La parte gastronomica ha dato corpo al racconto, trasformando i calici in esperienze complete. Tra le proposte ha brillato il “Fichissimo” della Salumeria Malinconico, incoronato simbolo gastronomico dell’evento. Accanto, i panini cult di Gigione, le pizze di Ciccio Vitiello, la mozzarella di La Baronia e il dolce “Ricordo di Pastiera” del Casale dei Mascioni, che ho abbinato al nuovo Rosé Brut Nature da Pallagrello Nero di Cantina di Lisandro: un pairing sorprendente tra tradizione e innovazione.
Accanto a calici e piatti, anche i talk hanno avuto un ruolo centrale: momenti di confronto dove cucina, vino e cultura si sono intrecciati in dialoghi aperti. Sul palco si sono alternati chef, produttori, sommelier e figure del territorio, offrendo spunti che hanno arricchito l’esperienza. Tra le voci più intense quella di Franco Pepe, che ha ricordato il legame indissolubile con queste terre: “Questo territorio non lo dimenticherò mai. Qui è nato il mio percorso mediatico, grazie a Manuela Piancastelli che mi chiese una pizza per il suo vino da mostrare a Veronelli”.

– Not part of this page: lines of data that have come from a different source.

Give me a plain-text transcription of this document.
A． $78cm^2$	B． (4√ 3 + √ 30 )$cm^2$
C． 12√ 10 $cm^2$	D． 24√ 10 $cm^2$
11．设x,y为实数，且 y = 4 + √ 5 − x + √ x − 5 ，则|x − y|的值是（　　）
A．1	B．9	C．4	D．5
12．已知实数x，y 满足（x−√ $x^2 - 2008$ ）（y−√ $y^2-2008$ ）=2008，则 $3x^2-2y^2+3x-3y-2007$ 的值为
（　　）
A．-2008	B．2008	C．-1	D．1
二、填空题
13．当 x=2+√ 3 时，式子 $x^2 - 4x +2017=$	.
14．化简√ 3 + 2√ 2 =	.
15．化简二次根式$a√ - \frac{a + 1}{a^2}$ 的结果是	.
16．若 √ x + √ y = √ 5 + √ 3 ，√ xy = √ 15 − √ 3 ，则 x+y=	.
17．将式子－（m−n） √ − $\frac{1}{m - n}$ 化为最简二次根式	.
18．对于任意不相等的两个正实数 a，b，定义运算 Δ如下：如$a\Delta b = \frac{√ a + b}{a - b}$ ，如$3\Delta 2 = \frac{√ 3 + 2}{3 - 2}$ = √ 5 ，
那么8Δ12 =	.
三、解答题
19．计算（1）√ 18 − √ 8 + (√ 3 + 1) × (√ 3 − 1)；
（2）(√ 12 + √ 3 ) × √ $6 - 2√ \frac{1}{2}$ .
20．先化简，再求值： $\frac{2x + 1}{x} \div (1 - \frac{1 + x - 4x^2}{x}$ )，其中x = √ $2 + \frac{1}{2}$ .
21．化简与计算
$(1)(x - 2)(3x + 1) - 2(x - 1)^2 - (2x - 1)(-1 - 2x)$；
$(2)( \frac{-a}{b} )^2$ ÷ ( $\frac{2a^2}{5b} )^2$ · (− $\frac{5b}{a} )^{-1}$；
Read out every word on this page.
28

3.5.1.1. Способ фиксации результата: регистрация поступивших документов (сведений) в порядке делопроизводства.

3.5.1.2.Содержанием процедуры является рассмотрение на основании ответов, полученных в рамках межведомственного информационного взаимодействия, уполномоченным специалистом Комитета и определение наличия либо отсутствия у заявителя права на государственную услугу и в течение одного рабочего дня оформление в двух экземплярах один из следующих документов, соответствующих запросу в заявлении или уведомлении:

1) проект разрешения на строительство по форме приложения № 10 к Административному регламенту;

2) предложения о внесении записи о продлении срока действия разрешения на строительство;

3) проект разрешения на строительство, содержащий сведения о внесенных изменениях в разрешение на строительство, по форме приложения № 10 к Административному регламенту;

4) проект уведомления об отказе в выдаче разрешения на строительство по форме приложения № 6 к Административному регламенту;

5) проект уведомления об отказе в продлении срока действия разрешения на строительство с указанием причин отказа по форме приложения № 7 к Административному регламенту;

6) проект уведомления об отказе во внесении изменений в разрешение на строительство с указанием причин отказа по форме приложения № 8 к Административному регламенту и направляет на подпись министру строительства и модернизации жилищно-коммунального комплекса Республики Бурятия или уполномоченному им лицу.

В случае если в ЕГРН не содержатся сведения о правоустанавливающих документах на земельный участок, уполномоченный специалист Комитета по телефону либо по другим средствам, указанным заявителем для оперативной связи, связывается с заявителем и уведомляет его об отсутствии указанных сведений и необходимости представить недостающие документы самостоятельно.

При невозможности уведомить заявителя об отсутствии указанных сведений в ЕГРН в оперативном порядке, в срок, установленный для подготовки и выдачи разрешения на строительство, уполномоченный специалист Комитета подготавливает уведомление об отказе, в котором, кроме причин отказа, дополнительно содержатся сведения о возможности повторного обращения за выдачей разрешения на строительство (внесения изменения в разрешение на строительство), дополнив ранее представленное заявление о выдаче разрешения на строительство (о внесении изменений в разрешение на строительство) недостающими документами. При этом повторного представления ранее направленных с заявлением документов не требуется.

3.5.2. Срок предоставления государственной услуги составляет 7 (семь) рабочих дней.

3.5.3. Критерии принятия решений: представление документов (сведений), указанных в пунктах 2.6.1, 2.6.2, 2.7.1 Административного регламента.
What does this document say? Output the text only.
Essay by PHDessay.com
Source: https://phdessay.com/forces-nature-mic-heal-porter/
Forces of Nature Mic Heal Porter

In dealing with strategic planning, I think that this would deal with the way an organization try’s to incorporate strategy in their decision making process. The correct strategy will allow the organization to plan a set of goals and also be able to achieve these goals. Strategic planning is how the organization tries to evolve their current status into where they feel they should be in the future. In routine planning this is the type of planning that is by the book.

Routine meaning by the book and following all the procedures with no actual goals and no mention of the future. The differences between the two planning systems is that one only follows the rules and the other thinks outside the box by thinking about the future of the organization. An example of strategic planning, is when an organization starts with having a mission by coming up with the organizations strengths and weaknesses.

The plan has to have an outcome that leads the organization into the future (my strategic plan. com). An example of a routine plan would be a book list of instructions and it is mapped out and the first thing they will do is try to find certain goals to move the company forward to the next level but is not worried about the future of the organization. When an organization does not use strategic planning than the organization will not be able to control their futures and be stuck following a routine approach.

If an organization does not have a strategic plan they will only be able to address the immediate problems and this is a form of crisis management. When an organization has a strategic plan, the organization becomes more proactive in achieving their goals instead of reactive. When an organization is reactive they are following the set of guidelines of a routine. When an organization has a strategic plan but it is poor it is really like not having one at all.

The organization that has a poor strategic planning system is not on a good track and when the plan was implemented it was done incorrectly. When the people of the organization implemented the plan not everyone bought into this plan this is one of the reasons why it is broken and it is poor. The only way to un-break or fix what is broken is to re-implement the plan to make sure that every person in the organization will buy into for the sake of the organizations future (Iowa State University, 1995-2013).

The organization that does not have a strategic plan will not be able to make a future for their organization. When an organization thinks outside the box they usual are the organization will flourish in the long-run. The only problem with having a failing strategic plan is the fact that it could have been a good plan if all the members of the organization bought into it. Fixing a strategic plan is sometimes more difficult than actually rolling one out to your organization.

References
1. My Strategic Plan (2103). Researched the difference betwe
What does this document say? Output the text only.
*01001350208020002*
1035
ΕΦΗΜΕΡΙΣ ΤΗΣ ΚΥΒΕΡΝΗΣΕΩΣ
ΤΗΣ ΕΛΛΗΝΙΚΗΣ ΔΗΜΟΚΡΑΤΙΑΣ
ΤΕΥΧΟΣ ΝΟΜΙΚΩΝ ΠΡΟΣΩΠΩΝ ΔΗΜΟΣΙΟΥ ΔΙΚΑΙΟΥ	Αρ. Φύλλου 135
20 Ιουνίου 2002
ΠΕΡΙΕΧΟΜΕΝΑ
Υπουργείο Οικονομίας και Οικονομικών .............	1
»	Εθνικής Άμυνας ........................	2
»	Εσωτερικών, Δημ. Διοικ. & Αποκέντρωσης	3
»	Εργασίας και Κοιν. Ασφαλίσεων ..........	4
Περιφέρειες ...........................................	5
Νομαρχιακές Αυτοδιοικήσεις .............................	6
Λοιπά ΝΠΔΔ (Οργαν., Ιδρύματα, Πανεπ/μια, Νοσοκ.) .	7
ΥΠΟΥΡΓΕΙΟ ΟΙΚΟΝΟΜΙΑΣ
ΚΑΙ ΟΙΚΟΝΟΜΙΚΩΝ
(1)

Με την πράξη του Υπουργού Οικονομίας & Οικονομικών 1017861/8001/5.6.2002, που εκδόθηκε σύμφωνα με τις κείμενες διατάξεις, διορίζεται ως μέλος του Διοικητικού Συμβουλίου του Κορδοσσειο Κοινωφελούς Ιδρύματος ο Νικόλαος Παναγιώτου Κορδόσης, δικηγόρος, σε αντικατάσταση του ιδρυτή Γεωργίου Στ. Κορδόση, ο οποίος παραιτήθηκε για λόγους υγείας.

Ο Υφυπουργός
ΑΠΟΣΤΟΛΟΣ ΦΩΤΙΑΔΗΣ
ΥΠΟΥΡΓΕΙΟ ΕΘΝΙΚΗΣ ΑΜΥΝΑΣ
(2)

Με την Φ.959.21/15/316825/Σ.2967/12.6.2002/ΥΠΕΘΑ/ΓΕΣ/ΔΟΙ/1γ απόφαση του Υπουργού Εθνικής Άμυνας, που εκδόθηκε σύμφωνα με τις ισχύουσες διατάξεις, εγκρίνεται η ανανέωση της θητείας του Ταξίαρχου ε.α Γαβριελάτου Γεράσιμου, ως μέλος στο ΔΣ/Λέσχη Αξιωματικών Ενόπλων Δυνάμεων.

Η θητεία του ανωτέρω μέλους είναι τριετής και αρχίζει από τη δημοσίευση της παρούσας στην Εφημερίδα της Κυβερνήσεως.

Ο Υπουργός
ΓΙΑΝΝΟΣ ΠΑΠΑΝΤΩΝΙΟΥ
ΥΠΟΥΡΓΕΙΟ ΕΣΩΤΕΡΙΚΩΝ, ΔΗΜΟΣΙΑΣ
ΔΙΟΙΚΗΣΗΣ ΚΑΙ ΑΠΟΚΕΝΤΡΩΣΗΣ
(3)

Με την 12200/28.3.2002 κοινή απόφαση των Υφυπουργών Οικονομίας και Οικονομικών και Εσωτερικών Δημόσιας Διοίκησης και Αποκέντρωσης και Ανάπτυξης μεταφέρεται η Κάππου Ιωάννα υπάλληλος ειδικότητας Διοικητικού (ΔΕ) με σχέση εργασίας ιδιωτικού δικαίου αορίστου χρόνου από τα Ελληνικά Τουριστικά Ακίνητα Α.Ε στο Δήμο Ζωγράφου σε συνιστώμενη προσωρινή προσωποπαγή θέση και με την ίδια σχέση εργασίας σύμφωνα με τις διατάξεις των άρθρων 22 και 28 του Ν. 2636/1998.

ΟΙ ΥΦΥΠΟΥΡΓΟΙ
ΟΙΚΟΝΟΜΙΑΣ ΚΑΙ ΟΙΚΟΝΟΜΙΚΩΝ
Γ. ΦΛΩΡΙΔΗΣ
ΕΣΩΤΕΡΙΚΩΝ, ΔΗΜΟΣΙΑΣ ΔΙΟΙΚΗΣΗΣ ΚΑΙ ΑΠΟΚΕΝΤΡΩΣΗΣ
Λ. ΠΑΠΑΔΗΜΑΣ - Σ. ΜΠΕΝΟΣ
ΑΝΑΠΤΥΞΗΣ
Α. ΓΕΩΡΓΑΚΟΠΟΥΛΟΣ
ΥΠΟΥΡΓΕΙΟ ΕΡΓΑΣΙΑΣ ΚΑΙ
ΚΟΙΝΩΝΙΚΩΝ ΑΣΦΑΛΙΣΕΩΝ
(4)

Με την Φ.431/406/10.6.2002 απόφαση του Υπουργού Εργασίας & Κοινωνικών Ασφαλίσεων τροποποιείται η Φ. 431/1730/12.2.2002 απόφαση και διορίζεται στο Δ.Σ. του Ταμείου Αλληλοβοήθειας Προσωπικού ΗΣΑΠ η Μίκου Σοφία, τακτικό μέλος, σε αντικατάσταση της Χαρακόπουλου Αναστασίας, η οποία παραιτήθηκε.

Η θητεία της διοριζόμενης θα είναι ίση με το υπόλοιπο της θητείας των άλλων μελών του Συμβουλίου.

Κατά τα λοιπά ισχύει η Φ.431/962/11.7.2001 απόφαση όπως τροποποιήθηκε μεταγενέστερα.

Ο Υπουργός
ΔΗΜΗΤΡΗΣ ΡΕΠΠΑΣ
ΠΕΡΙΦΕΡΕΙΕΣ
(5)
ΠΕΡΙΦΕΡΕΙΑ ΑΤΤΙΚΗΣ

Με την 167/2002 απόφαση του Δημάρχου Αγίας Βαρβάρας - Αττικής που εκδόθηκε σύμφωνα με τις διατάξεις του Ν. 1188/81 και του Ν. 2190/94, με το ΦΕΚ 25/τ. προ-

E quando è calato il buio, la piazza non si è spenta. Dopo le 22, la Lounge Zone ha preso vita con i cocktail firmati Amarò, locale cult di Caserta, e con il DJ set di Tony Iannicelli, che ha trasformato Castel Campagnano in un dancefloor a cielo aperto. Così il festival ha saputo parlare anche il linguaggio della musica, coinvolgendo i giovani in un’esperienza che andava ben oltre il calice.
In fondo, il cuore dell’evento si è rivelato nelle parole di chi lo ha reso possibile: Gabriella Bosco e Roberto Canestrini hanno raccontato con la stessa energia due prospettive complementari, lei l’emozione di una piazza gremita e viva come non mai, lui la visione di un territorio che deve guardare oltre i propri confini per arrivare fino alle tavole del mondo. Non erano interviste formali, ma frammenti di entusiasmo autentico che, uniti, hanno dato tono e visione all’intero festival.
È stata solo la prima edizione, ma già sembra un format destinato a crescere, e se diventasse itinerante, portando il racconto dell’Alta Campania fuori regione, sarebbe un vero game-changer. Perché si viene per il vino e si resta per tutto il resto: le piazze illuminate, il cibo che racconta storie, i sorrisi dei produttori e la musica che riempie la notte. Qui il vino non è stato un pretesto, ma un catalizzatore, ciò che accende, unisce e spinge a guardare avanti. E da Castel Campagnano, con i calici ancora pieni e la piazza che vibra di energia, resta una certezza: It’s just the beginning.